Il juge qu’il n’y a pas de formule magique qui va résorber à court terme les problèmes en protection de la jeunesse.

Il faut un amalgame de mesures qui vont prendre du temps, comme agir en prévention et donner plus de ressources aux intervenantes, aux organismes communautaires, aux milieux scolaires et dans les centres de la petite enfance pour bien encadrer les enfants.

Steve Garceau, représentant national de l’Alliance du personnel professionnel et technique de la santé et des services sociaux (APTS) dans Lanaudière

Deux autres intervenantes ont témoigné à La Presse de l’impact du plan de contingence. « Les intervenants sont fatigués et ils doivent en faire encore plus. Des intervenants pleurent dans leur bureau avant de partir pour la fin de semaine ou les vacances », dit l’une d’entre elles. « On a déjà beaucoup de pression. Depuis janvier, j’ai dix collègues qui sont partis, dont cinq en maladie », renchérit sa collègue.

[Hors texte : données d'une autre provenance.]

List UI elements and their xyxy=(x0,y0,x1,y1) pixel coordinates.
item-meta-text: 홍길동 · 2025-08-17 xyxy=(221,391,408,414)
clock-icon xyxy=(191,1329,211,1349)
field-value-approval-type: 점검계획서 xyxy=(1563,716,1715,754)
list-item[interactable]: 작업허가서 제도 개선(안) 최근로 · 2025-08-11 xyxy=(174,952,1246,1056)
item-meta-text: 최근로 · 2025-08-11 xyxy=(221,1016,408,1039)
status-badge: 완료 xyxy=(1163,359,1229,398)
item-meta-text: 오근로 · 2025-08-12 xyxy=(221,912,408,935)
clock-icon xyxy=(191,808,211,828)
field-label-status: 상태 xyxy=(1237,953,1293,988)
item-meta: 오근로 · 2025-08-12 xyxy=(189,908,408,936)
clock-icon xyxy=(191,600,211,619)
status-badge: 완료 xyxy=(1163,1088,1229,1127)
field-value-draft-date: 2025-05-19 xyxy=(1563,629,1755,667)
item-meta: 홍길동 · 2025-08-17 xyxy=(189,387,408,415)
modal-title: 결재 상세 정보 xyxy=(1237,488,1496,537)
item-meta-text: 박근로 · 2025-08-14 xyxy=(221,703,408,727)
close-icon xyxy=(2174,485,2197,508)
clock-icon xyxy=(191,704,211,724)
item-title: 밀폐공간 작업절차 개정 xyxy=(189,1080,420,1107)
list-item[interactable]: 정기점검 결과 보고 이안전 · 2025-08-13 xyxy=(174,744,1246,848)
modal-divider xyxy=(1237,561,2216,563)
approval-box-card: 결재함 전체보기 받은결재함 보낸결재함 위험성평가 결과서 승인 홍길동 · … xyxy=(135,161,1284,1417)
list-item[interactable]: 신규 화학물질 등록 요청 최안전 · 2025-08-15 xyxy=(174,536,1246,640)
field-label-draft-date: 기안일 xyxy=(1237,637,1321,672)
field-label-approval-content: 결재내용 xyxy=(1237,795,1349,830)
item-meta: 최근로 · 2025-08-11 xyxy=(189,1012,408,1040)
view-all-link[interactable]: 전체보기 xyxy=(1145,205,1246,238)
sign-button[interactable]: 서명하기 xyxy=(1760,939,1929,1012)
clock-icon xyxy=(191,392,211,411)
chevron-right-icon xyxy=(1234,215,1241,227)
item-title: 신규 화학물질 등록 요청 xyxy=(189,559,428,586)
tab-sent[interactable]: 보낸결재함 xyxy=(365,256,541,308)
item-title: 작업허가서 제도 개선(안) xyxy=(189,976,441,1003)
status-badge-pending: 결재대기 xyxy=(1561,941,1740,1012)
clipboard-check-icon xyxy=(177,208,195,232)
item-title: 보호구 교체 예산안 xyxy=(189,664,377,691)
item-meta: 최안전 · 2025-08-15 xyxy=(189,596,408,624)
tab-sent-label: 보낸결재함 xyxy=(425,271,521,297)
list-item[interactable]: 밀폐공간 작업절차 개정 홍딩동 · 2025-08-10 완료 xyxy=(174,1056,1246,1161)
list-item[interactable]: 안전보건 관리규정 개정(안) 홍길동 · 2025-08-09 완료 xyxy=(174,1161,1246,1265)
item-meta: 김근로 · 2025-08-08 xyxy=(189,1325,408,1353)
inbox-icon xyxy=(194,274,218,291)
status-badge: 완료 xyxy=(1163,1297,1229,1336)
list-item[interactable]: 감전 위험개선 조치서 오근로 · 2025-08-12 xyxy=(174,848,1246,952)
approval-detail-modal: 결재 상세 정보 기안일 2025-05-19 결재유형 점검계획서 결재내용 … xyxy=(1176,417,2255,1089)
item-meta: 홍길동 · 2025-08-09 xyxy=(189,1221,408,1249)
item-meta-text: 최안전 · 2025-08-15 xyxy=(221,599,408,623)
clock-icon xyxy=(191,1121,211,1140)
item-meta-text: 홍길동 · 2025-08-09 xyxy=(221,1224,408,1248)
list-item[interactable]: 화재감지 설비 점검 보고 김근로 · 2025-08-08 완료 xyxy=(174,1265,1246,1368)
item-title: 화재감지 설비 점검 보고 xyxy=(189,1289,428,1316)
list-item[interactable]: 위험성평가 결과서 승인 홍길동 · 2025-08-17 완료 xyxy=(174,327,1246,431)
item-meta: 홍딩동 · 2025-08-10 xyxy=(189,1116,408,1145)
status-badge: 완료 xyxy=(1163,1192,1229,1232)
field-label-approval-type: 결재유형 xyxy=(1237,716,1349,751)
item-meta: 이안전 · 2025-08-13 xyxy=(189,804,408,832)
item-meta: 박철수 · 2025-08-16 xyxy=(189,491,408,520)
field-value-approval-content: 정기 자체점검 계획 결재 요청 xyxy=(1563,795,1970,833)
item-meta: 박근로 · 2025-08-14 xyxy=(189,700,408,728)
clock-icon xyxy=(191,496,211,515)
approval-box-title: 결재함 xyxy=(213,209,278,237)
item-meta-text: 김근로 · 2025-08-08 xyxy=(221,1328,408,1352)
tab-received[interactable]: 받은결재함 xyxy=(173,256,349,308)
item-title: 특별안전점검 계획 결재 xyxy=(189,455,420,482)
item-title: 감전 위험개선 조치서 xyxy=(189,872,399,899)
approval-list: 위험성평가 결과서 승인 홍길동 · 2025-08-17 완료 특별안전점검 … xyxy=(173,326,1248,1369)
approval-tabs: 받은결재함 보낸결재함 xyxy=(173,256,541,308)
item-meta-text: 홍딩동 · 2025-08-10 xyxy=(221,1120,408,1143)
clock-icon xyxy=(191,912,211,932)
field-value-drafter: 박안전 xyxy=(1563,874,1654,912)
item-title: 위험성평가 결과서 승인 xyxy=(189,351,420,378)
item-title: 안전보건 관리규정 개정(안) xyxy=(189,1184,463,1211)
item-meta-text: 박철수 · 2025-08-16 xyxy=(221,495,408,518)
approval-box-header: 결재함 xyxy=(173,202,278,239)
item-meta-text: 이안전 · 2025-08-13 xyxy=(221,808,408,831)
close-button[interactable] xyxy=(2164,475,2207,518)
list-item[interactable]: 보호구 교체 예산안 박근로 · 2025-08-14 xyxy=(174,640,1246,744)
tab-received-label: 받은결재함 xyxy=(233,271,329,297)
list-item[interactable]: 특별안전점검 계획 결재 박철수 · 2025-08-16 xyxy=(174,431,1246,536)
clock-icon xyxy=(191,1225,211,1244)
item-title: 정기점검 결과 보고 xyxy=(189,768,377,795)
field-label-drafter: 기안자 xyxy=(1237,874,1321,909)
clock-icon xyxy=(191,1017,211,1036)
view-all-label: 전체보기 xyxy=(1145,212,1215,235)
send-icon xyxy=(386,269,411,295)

Des milliers d’enfants en attente

Actuellement, au Québec, plus de 4000 enfants sont en attente d’une évaluation de la DPJ. La moyenne d’attente pour cette évaluation dans la province est d’environ 44 jours, alors que le gouvernement vise un délai de 22 jours.

Plusieurs régions, comme Montréal, la Côte-Nord, l’Outaouais et la Mauricie-et-Centre-du-Québec, font appel au volontariat pour solliciter la contribution d’autres professionnels de la santé dans l’évaluation des enfants.

En Estrie, la situation est particulièrement critique avec le temps d’attente le plus long de la province, s’élevant à 104 jours, selon le tableau de bord du MSSS. Plus de 450 enfants sont actuellement en attente d’évaluation dans la région.

Au printemps, le CIUSSS de l’Estrie-CHUS avait organisé des « activités éclair » d’évaluation avec d’autres professionnels de la santé pour réduire cette liste. Ces activités seront de nouveau organisées à l’automne, indique Nancy Corriveau, de l’équipe des relations médias du CIUSSS.

Par ailleurs, des intervenants en santé mentale doivent désormais prendre en charge les adultes qui ont des enjeux de santé mentale ou de dépendance quand il y a un enfant dans leur environnement immédiat.